Delli Carri: “La sanità si migliora con programmazione e assunzioni. L’assessorato deve convocare le parti sindacali per una nuova strategia sanitaria comune”

Torino -

Nursing Up Piemonte e Valle d’Aosta, il sindacato degli Infermieri Italiani e delle professioni sanitarie ribadisce, come già fatto nei giorni scorsi, totale contrarietà al progetto prospettato dall’assessore alla sanità del Piemonte Luigi Icardi di concedere ai privati la possibilità di aprire e gestire strutture di Pronto Soccorso.

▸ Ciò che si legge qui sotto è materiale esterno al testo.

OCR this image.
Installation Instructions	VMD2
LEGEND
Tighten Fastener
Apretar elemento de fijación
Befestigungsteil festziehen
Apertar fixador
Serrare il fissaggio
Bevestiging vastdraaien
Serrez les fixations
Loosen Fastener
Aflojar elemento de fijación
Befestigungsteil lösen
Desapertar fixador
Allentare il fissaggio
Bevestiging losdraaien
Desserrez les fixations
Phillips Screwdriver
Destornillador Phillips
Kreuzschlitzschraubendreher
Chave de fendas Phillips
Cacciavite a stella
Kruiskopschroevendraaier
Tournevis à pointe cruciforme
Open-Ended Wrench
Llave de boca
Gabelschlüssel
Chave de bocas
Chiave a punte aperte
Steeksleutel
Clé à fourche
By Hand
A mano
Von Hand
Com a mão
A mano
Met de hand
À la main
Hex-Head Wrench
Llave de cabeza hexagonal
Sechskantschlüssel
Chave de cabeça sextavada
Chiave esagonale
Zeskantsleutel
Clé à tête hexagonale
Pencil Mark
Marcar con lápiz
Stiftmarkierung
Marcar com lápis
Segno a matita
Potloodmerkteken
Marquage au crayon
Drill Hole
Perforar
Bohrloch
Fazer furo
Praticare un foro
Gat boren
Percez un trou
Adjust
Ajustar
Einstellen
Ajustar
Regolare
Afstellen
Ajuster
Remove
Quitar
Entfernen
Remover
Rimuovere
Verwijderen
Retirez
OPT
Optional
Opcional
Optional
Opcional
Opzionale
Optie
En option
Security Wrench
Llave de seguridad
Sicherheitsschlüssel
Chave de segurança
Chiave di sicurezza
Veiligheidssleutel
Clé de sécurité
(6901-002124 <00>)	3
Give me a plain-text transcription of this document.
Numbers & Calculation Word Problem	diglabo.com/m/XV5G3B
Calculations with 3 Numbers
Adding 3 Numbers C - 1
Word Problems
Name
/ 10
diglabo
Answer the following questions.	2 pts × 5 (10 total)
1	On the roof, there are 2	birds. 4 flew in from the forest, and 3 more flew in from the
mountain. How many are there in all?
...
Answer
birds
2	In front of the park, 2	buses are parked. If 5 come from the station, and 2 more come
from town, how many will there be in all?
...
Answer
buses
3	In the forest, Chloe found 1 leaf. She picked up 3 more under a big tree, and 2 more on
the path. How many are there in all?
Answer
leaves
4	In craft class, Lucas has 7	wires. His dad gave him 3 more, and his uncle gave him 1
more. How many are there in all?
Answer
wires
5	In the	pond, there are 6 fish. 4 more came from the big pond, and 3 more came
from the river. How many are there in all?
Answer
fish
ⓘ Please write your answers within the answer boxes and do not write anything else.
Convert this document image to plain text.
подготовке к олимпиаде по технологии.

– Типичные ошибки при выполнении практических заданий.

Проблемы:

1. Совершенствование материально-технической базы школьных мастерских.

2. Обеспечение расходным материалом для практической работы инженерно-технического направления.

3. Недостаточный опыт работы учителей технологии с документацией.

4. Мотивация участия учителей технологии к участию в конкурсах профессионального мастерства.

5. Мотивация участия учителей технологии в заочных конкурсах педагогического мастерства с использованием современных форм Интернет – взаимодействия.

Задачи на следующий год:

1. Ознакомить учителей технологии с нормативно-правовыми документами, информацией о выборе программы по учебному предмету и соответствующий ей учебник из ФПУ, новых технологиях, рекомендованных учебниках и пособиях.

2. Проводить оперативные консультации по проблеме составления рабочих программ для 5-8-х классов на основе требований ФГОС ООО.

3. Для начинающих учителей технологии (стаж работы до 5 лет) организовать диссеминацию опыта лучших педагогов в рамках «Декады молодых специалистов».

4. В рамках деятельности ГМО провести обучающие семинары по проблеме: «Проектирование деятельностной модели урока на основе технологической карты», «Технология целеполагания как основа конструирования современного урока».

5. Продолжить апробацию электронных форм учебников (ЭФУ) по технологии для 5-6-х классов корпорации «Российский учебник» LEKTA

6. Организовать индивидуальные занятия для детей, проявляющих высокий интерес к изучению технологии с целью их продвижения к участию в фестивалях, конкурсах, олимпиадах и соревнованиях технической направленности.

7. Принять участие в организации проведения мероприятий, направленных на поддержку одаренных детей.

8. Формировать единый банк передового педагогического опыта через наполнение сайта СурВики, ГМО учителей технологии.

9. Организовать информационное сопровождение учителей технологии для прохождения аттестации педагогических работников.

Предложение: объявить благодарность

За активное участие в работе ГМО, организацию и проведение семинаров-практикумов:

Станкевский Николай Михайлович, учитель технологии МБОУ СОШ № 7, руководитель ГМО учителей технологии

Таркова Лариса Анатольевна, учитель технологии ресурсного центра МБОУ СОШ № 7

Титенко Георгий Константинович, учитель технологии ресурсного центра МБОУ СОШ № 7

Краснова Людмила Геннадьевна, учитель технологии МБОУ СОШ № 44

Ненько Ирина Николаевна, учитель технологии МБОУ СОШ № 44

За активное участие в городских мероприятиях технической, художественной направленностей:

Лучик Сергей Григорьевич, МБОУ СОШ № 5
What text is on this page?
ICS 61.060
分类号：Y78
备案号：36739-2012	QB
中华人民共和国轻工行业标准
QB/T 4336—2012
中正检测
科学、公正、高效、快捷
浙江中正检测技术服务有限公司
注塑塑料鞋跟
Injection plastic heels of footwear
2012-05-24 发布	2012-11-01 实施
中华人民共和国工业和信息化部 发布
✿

È passata più di una settimana -fanno sapere dal sindacato- da quando abbiamo ribadito all’assessorato la nostra posizione su questo progetto insensato, sia per la complessità che una struttura di Pronto Soccorso deve avere, sia per l’aggravio di costi che tale progetto potrebbe causare. Chiediamo che l’assessorato ci convochi, assieme agli altri sindacati, per mettere sul tavolo una nuova strategia sanitaria regionale

Il problema vero è politico -aggiunge Claudio Delli Carri, segretario regionale del Piemonte e Valle d’Aosta del Nursing Up-. Perché se questi progetti estemporanei nascono come risposta al timore di un disavanzo economico per la sanità regionale, la strada per risolvere il problema è diversa da quella che oggi ascoltiamo. Bisogna creare efficienza con assunzioni e gestione degli organici più oculata. È necessario difendere l’eccellenza e l’efficacia della sanità pubblica piemontese ottenendo, nei tavoli governativi, in sede di riparto nazionale, le cifre adeguate e corrette perché il sistema sia sostenuto. Altre regioni ci riescono egregiamente, perché noi no?”.